Hi Friend, Thank you so much for being brave enough to share this part of your story, this must have been so difficult to put down but goodness I hope finally getting it out in a commutiny that you feel safe and loved has helped you. The things that have happened to you are beyond my comprehension and should never have happened to you. You are a wonderful person and you deserve to live the rest of your life in peace and with love and happiness, that is the very least you deserve. Much Love Lisa x
I salute you for this post. This is such a courageous share, and I am 100% sure that this will help any others who are currently experiencing something similar to what you have been through.
I really want to point out that I am glad that you rightly called them dark and abusive relationships. You deserve to be treated porperly and kindly in your relationships, and these predators hurt you.
There is one part that shines out to me - the knowledge that these people were in the wrong. You didn’t cause this to happen, you didn’t make them behave this way. I hope that you sharing this here continue to help you grow and thrive, and feel stronger and more confident.
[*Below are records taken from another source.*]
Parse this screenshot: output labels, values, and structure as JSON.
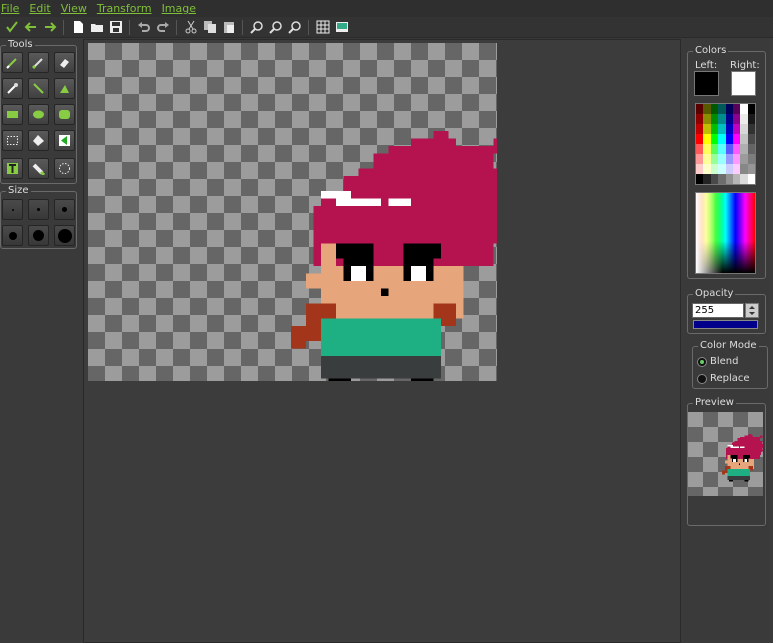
{
  "menu": [
    "File",
    "Edit",
    "View",
    "Transform",
    "Image"
  ],
  "toolbar": {
    "icons": [
      "checkmark-icon",
      "arrow-left-icon",
      "arrow-right-icon",
      "new-file-icon",
      "open-folder-icon",
      "save-icon",
      "undo-icon",
      "redo-icon",
      "cut-icon",
      "copy-icon",
      "paste-icon",
      "zoom-in-icon",
      "zoom-out-icon",
      "zoom-fit-icon",
      "grid-icon",
      "image-icon"
    ]
  },
  "tools": {
    "title": "Tools",
    "items": [
      "pencil-icon",
      "brush-icon",
      "eraser-icon",
      "color-picker-icon",
      "line-icon",
      "curve-icon",
      "rectangle-icon",
      "ellipse-icon",
      "rounded-rectangle-icon",
      "select-icon",
      "fill-icon",
      "replace-color-icon",
      "text-icon",
      "stamp-icon",
      "lasso-icon"
    ]
  },
  "size": {
    "title": "Size",
    "items": [
      1,
      2,
      3,
      4,
      5,
      6
    ]
  },
  "colors": {
    "title": "Colors",
    "left_label": "Left:",
    "right_label": "Right:",
    "left_color": "#000000",
    "right_color": "#ffffff"
  },
  "opacity": {
    "title": "Opacity",
    "value": "255"
  },
  "color_mode": {
    "title": "Color Mode",
    "options": [
      "Blend",
      "Replace"
    ],
    "selected": "Blend"
  },
  "preview": {
    "title": "Preview"
  },
  "sprite": {
    "hair": "#b5134f",
    "skin": "#e6a57a",
    "shirt": "#1eaf83",
    "pants": "#3a3d3d",
    "cape": "#a3361a",
    "band": "#ffffff",
    "eye": "#000000"
  }
}
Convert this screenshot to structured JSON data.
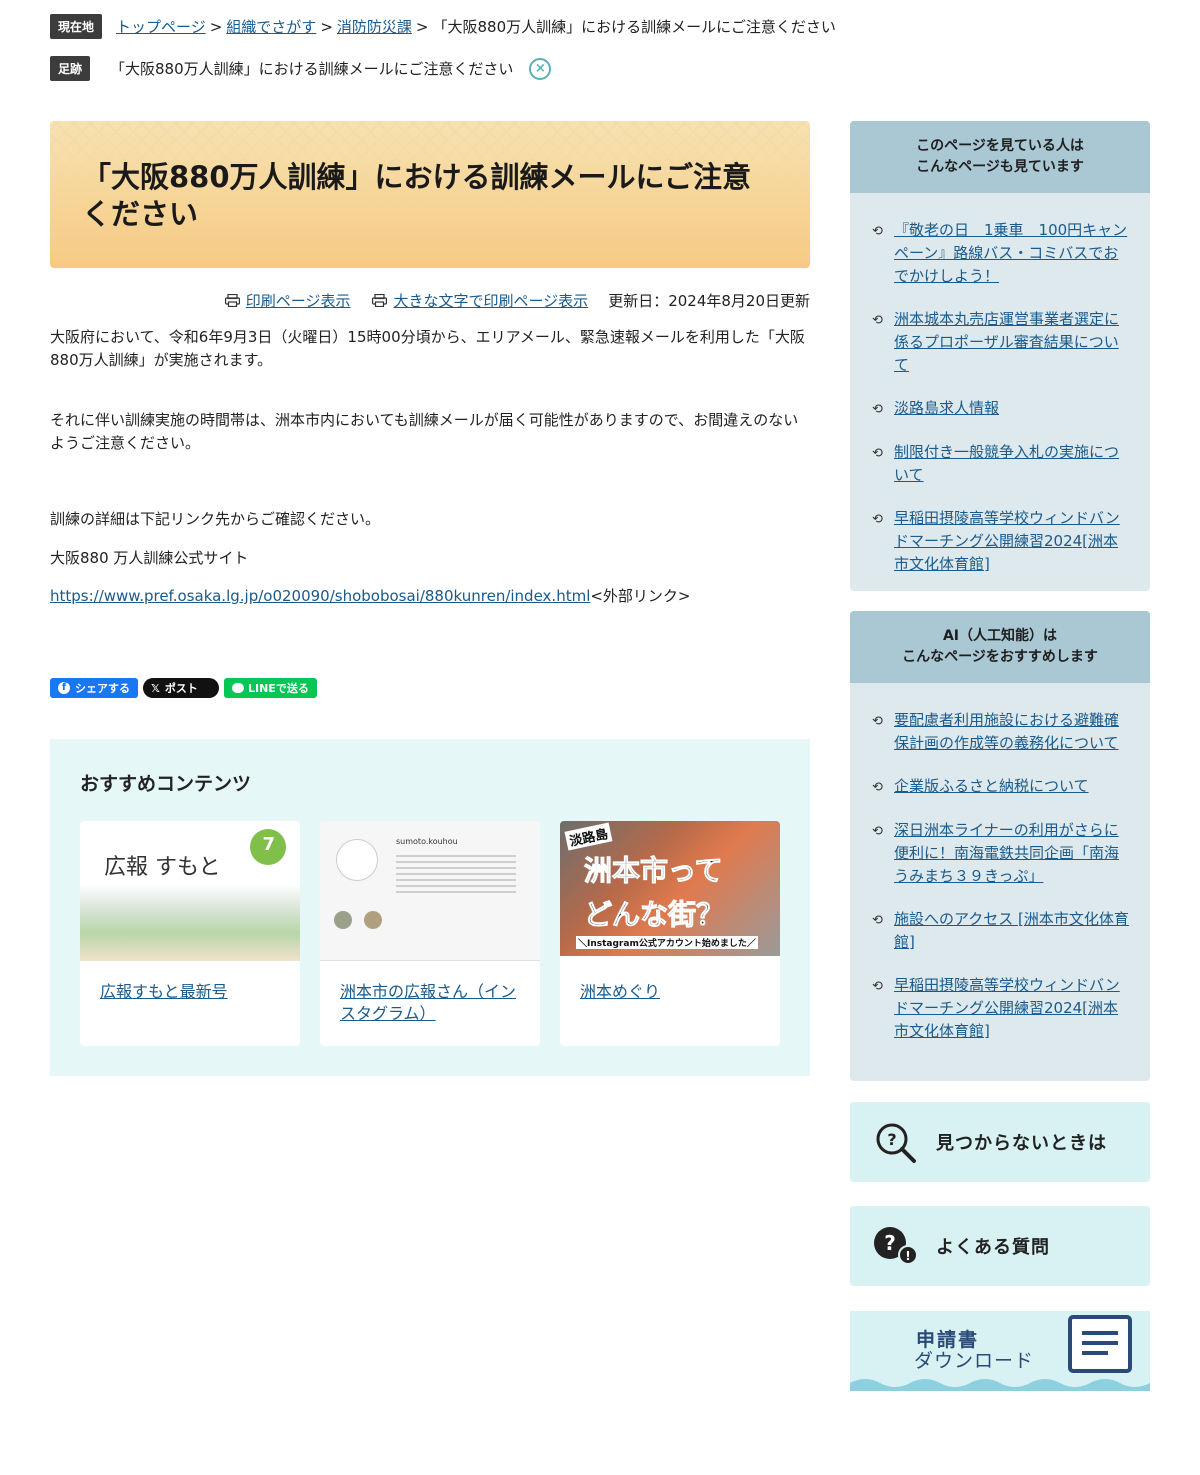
{
  "breadcrumb": {
    "badge": "現在地",
    "items": [
      "トップページ",
      "組織でさがす",
      "消防防災課"
    ],
    "sep": ">",
    "current": "「大阪880万人訓練」における訓練メールにご注意ください"
  },
  "footprint": {
    "badge": "足跡",
    "item": "「大阪880万人訓練」における訓練メールにご注意ください",
    "close_icon": "×"
  },
  "article": {
    "title": "「大阪880万人訓練」における訓練メールにご注意ください",
    "print_label": "印刷ページ表示",
    "large_print_label": "大きな文字で印刷ページ表示",
    "updated": "更新日：2024年8月20日更新",
    "p1": "大阪府において、令和6年9月3日（火曜日）15時00分頃から、エリアメール、緊急速報メールを利用した「大阪880万人訓練」が実施されます。",
    "p2": "それに伴い訓練実施の時間帯は、洲本市内においても訓練メールが届く可能性がありますので、お間違えのないようご注意ください。",
    "p3": "訓練の詳細は下記リンク先からご確認ください。",
    "p4": "大阪880 万人訓練公式サイト",
    "link": "https://www.pref.osaka.lg.jp/o020090/shobobosai/880kunren/index.html",
    "link_suffix": "<外部リンク>"
  },
  "share": {
    "facebook": "シェアする",
    "x": "ポスト",
    "line": "LINEで送る"
  },
  "recommended": {
    "title": "おすすめコンテンツ",
    "cards": [
      {
        "label": "広報すもと最新号",
        "thumb_text": "広報 すもと",
        "thumb_badge": "7"
      },
      {
        "label": "洲本市の広報さん（インスタグラム）",
        "thumb_text": "sumoto.kouhou"
      },
      {
        "label": "洲本めぐり",
        "thumb_text_1": "淡路島",
        "thumb_text_2": "洲本市って",
        "thumb_text_3": "どんな街？",
        "thumb_text_4": "＼Instagram公式アカウント始めました／"
      }
    ]
  },
  "sidebar": {
    "viewed": {
      "title_1": "このページを見ている人は",
      "title_2": "こんなページも見ています",
      "items": [
        "『敬老の日　1乗車　100円キャンペーン』路線バス・コミバスでおでかけしよう！",
        "洲本城本丸売店運営事業者選定に係るプロポーザル審査結果について",
        "淡路島求人情報",
        "制限付き一般競争入札の実施について",
        "早稲田摂陵高等学校ウィンドバンドマーチング公開練習2024[洲本市文化体育館]"
      ]
    },
    "ai": {
      "title_1": "AI（人工知能）は",
      "title_2": "こんなページをおすすめします",
      "items": [
        "要配慮者利用施設における避難確保計画の作成等の義務化について",
        "企業版ふるさと納税について",
        "深日洲本ライナーの利用がさらに便利に！南海電鉄共同企画「南海うみまち３９きっぷ」",
        "施設へのアクセス [洲本市文化体育館]",
        "早稲田摂陵高等学校ウィンドバンドマーチング公開練習2024[洲本市文化体育館]"
      ]
    },
    "not_found": "見つからないときは",
    "faq": "よくある質問",
    "download_1": "申請書",
    "download_2": "ダウンロード"
  }
}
Thank you for your strength and courage and for trusting us with this post. I hope this helps you in your healing. You matter and you’re loved for who you are, friend.
I know that you have been going through a lot, but I am so heckin’ proud of you right now. I can only imagine how difficult it was to write down those things that happened to you & recalling all of those memories. I am so sorry that you had to experience all of the things that you did.
Thank you for sharing your story. Thank you for not hiding your voice. You matter.
Derpplup thank you so much for being brave enough to tell your truth here. It truly helps me understand where you are at and where you are coming from in some of your other posts. It adds so much context to who you are what you have endured in your journey. I’m proud of you for being brave enough to speak and I’m glad you found this a safe place to do that. I hate that the world hasn’t been a safe place for you and you have been bottling that up inside for so long. I truly hope that being able to speak honestly helps you as you deal with all that has happened to you. You are stronger and braver than you realize.